I've not looked into their supported version, so I can't comment on how much better that makes things. I also seem to recall breifly playing with an add-on for Nagios (NagiosQL comes to mind) which used a MySQL database and web interface to manage the config of what was being monitored; but I left the job shortly after I started with that so never really got to assess its full potential.

I guess a lot comes down to the individual user. It is too easy to say "pro software is expensive" or "free software costs more through 'hidden costs'", but at the end of the day there is no-size-applies-to-all argument.

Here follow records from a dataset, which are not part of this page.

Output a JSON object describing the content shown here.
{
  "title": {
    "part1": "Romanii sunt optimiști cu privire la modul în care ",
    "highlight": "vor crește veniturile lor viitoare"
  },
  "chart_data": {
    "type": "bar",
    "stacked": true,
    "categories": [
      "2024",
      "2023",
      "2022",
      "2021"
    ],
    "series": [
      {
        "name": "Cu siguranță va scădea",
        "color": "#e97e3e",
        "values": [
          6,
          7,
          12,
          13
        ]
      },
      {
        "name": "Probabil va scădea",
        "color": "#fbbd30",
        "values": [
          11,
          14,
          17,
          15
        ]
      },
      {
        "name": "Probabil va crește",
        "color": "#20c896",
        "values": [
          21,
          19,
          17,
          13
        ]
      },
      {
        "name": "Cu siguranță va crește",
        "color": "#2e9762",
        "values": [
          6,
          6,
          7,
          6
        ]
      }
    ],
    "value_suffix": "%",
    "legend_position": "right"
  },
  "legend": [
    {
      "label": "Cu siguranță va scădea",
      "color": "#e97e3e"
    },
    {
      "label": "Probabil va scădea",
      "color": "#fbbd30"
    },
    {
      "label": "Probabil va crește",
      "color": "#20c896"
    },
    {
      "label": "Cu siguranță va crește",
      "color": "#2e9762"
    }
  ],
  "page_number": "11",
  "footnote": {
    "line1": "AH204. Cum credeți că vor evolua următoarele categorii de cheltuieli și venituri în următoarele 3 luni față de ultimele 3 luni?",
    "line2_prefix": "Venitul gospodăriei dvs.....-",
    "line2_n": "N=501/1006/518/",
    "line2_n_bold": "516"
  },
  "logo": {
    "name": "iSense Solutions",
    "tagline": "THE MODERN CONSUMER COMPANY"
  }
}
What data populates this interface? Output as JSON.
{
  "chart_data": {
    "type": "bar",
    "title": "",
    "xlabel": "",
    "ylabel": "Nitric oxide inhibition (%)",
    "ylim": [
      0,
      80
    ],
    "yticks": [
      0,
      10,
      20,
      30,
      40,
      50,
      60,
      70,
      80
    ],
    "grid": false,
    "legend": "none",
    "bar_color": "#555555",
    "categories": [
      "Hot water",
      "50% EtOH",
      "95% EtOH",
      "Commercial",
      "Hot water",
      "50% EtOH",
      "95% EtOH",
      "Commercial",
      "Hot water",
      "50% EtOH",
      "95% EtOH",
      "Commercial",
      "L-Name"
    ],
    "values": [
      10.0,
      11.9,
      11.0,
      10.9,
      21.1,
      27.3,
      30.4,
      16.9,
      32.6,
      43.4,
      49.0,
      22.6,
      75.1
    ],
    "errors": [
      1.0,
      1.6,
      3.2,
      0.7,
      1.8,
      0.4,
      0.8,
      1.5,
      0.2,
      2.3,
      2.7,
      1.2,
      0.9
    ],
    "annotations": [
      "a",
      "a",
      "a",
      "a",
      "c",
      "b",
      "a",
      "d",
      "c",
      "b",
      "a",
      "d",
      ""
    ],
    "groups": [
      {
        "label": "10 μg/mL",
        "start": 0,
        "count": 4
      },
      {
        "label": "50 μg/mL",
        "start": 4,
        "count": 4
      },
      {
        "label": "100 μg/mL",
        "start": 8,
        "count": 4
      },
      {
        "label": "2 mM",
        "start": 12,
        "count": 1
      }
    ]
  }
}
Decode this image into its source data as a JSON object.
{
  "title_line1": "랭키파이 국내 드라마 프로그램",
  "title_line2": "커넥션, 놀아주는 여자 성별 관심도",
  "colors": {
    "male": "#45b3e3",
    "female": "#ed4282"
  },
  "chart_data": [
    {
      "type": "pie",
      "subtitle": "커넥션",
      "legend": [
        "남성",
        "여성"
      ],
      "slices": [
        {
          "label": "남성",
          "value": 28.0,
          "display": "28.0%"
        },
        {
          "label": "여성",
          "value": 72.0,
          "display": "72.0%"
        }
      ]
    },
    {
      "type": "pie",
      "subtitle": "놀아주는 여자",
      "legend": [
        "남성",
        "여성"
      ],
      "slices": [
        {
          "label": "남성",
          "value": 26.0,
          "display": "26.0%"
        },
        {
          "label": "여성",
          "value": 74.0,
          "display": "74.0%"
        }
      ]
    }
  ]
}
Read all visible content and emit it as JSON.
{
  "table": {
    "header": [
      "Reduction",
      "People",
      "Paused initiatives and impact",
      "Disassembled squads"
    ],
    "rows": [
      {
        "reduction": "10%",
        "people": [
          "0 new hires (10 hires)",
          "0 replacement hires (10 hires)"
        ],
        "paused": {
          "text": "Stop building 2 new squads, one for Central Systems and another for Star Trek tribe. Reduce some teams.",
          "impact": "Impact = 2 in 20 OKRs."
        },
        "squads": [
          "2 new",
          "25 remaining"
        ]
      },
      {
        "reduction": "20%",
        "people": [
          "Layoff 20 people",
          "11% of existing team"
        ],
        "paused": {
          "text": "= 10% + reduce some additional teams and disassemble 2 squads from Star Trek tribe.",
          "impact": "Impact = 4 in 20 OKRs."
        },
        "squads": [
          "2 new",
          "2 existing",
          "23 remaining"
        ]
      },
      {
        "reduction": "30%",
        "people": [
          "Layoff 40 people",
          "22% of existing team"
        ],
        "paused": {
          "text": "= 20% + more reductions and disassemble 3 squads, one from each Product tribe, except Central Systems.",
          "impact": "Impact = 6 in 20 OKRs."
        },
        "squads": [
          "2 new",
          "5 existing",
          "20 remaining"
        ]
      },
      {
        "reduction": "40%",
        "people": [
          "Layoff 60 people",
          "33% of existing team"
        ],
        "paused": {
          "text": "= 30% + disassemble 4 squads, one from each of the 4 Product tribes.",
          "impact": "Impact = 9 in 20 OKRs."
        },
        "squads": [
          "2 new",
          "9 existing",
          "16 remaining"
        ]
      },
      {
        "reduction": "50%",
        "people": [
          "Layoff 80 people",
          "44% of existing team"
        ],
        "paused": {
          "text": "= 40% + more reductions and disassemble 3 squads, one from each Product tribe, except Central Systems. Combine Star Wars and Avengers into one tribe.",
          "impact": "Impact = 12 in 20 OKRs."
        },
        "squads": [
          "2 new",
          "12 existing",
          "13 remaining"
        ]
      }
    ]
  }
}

On a slight aside; in some ways knowledge of Nagios is probably not a bad thing for SolarWinds bods... The good thing about SolarWinds is it can hide a lot of the gubbins from us and makes things easy. Nagios requires a greater knowledge of what is going on under the hood and can probably help improve our understanding of the background concepts rather than knowing you just have to click a couple of buttons to do something.

*ponders spending his weekend setting up a VM and refreshing the Nagios skills as a just-in-case*

jkump
Level 15

I used both Nagios and cacti I found them beneficial for taking on Solarwinds.  Thanks!